Эдгар Дега. Урок танцев. Фрагмент. Ок. 1879. Национальная галерея искусства, Вашингтон. Фото: Bridgeman Images.
Художник как "вуайерист"? Но кем же еще быть художнику, как не человеком, который видит (слово voyeur может еще означать галлюцинирующего визионера). Художник терзал своих моделей, ставя их в неудобные позы? Но он работал также с фотографий и по памяти (не говоря уже о кальке). Летописец борделей, который таким образом давал волю "отвращению" к женской сексуальности? Но бордельные монотипии Дега, на мой взгляд, отражают жизнелюбие, скуку, сосредоточенность и профессионализм тех, кто занят этим конвейерным ремеслом; и в тоне их не больше отвращения, чем в бордельных картинах Тулуз-Лотрека. Может быть, репутация Лотрека — веселого малого, карлика, маргинализованного своим уродством, так что он как бы оказывается на одном моральном уровне с маргиналами вроде проституток, — работает на Лотрека, в то время как репутация Дега работает против Дега. Но ведь графические изображения от этого не меняются. И если вы смотрите, скажем, на "Праздник хозяйки" Дега, а видите только отвращение к женской сексуальности, то с вами явно что-то не так в критическом — а может быть, и в личном — плане.

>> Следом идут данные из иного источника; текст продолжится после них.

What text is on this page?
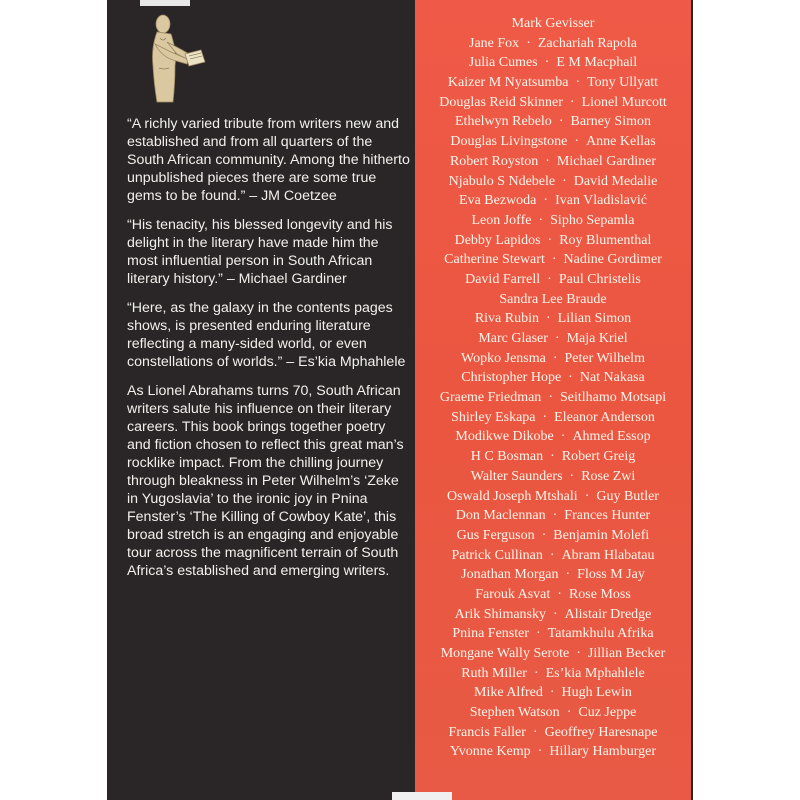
“A richly varied tribute from writers new and established and from all quarters of the South African community. Among the hitherto unpublished pieces there are some true gems to be found.” – JM Coetzee

“His tenacity, his blessed longevity and his delight in the literary have made him the most influential person in South African literary history.” – Michael Gardiner

“Here, as the galaxy in the contents pages shows, is presented enduring literature reflecting a many-sided world, or even constellations of worlds.” – Es’kia Mphahlele

As Lionel Abrahams turns 70, South African writers salute his influence on their literary careers. This book brings together poetry and fiction chosen to reflect this great man’s rocklike impact. From the chilling journey through bleakness in Peter Wilhelm’s ‘Zeke in Yugoslavia’ to the ironic joy in Pnina Fenster’s ‘The Killing of Cowboy Kate’, this broad stretch is an engaging and enjoyable tour across the magnificent terrain of South Africa’s established and emerging writers.

Mark Gevisser
Jane Fox · Zachariah Rapola
Julia Cumes · E M Macphail
Kaizer M Nyatsumba · Tony Ullyatt
Douglas Reid Skinner · Lionel Murcott
Ethelwyn Rebelo · Barney Simon
Douglas Livingstone · Anne Kellas
Robert Royston · Michael Gardiner
Njabulo S Ndebele · David Medalie
Eva Bezwoda · Ivan Vladislavić
Leon Joffe · Sipho Sepamla
Debby Lapidos · Roy Blumenthal
Catherine Stewart · Nadine Gordimer
David Farrell · Paul Christelis
Sandra Lee Braude
Riva Rubin · Lilian Simon
Marc Glaser · Maja Kriel
Wopko Jensma · Peter Wilhelm
Christopher Hope · Nat Nakasa
Graeme Friedman · Seitlhamo Motsapi
Shirley Eskapa · Eleanor Anderson
Modikwe Dikobe · Ahmed Essop
H C Bosman · Robert Greig
Walter Saunders · Rose Zwi
Oswald Joseph Mtshali · Guy Butler
Don Maclennan · Frances Hunter
Gus Ferguson · Benjamin Molefi
Patrick Cullinan · Abram Hlabatau
Jonathan Morgan · Floss M Jay
Farouk Asvat · Rose Moss
Arik Shimansky · Alistair Dredge
Pnina Fenster · Tatamkhulu Afrika
Mongane Wally Serote · Jillian Becker
Ruth Miller · Es’kia Mphahlele
Mike Alfred · Hugh Lewin
Stephen Watson · Cuz Jeppe
Francis Faller · Geoffrey Haresnape
Yvonne Kemp · Hillary Hamburger
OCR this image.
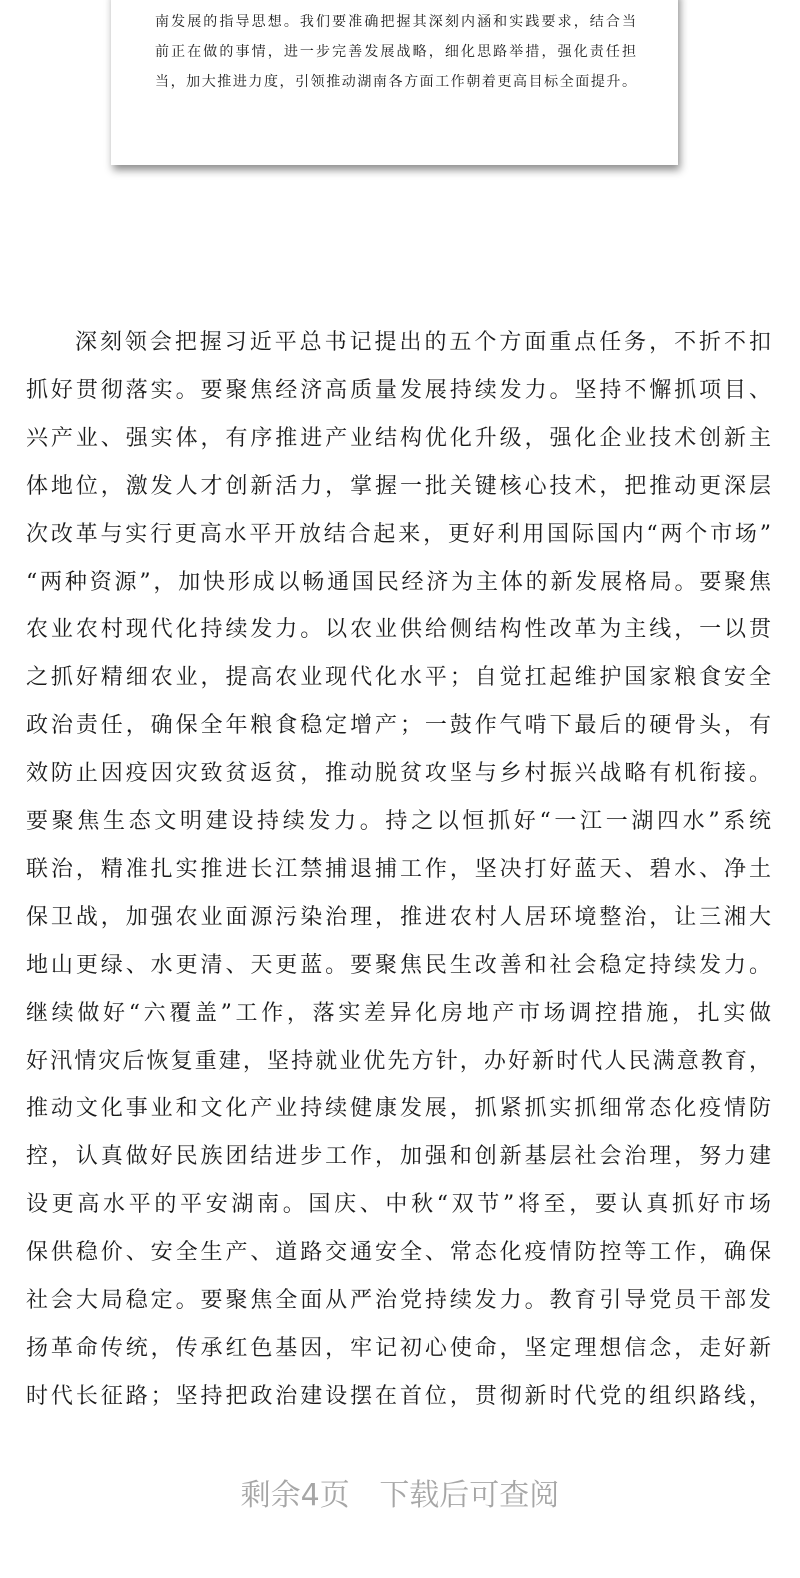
南发展的指导思想。我们要准确把握其深刻内涵和实践要求，结合当
前正在做的事情，进一步完善发展战略，细化思路举措，强化责任担
当，加大推进力度，引领推动湖南各方面工作朝着更高目标全面提升。
深刻领会把握习近平总书记提出的五个方面重点任务，不折不扣
抓好贯彻落实。要聚焦经济高质量发展持续发力。坚持不懈抓项目、
兴产业、强实体，有序推进产业结构优化升级，强化企业技术创新主
体地位，激发人才创新活力，掌握一批关键核心技术，把推动更深层
次改革与实行更高水平开放结合起来，更好利用国际国内“两个市场”
“两种资源”，加快形成以畅通国民经济为主体的新发展格局。要聚焦
农业农村现代化持续发力。以农业供给侧结构性改革为主线，一以贯
之抓好精细农业，提高农业现代化水平；自觉扛起维护国家粮食安全
政治责任，确保全年粮食稳定增产；一鼓作气啃下最后的硬骨头，有
效防止因疫因灾致贫返贫，推动脱贫攻坚与乡村振兴战略有机衔接。
要聚焦生态文明建设持续发力。持之以恒抓好“一江一湖四水”系统
联治，精准扎实推进长江禁捕退捕工作，坚决打好蓝天、碧水、净土
保卫战，加强农业面源污染治理，推进农村人居环境整治，让三湘大
地山更绿、水更清、天更蓝。要聚焦民生改善和社会稳定持续发力。
继续做好“六覆盖”工作，落实差异化房地产市场调控措施，扎实做
好汛情灾后恢复重建，坚持就业优先方针，办好新时代人民满意教育，
推动文化事业和文化产业持续健康发展，抓紧抓实抓细常态化疫情防
控，认真做好民族团结进步工作，加强和创新基层社会治理，努力建
设更高水平的平安湖南。国庆、中秋“双节”将至，要认真抓好市场
保供稳价、安全生产、道路交通安全、常态化疫情防控等工作，确保
社会大局稳定。要聚焦全面从严治党持续发力。教育引导党员干部发
扬革命传统，传承红色基因，牢记初心使命，坚定理想信念，走好新
时代长征路；坚持把政治建设摆在首位，贯彻新时代党的组织路线，
剩余4页 下载后可查阅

Еще один повод для неодобрения — пристрастие художника изображать моделей спиной, отвернувшихся от зрителя, как это часто бывает на поздних его полотнах, что якобы свидетельствует о его квазипорнографических намерениях. Впрочем, все те же аргументы можно с тем же успехом привести, доказывая обратное: можно, например, сказать (при желании), что отвернувшаяся женщина не обращает внимания на художника/наблюдателя, что она занята собой, замкнута в своем отдельном мире. Еще важнее, что это не портреты; во всяком случае, не те портреты, которые должны передать характер, натуру. Это портрет тела как формы, итог жизненного поиска, который начался для Дега много лет назад с наставления Энгра: "Рисуйте линии, молодой человек, рисуйте линии". Одно время Дега принадлежала картина Энгра "Руджеро, освобождающий Анджелику" и карандашный эскиз к "Большой одалиске". Как далеко Дега продвинулся в изображении женского тела, можно оценить, если мы переосмыслим эти две работы. Живописное полотно говорит нам, что обнаженная натура — это в первую очередь блеск, лоск: даже в терзаниях и муках женщина сохраняет ослепительное великолепие. Рисунок показывает, что обнаженная натура — это линии: спина женщины архитектурно изогнута, как киль норманнской ладьи, а грудь ее, несмотря на то, как она должна выглядеть в такой позе, сохраняет силиконовую безупречность. У Энгра маммарное становится мраморным, у Дега грудь сохраняет подвижность, как в реальной жизни. Идеализация против натурализма. Художники, изображающие обнаженных женщин, непременно от кого-то получат на орехи; против них сиюминутные предпочтения и принципы — хотя они, конечно, не более чем сиюминутны.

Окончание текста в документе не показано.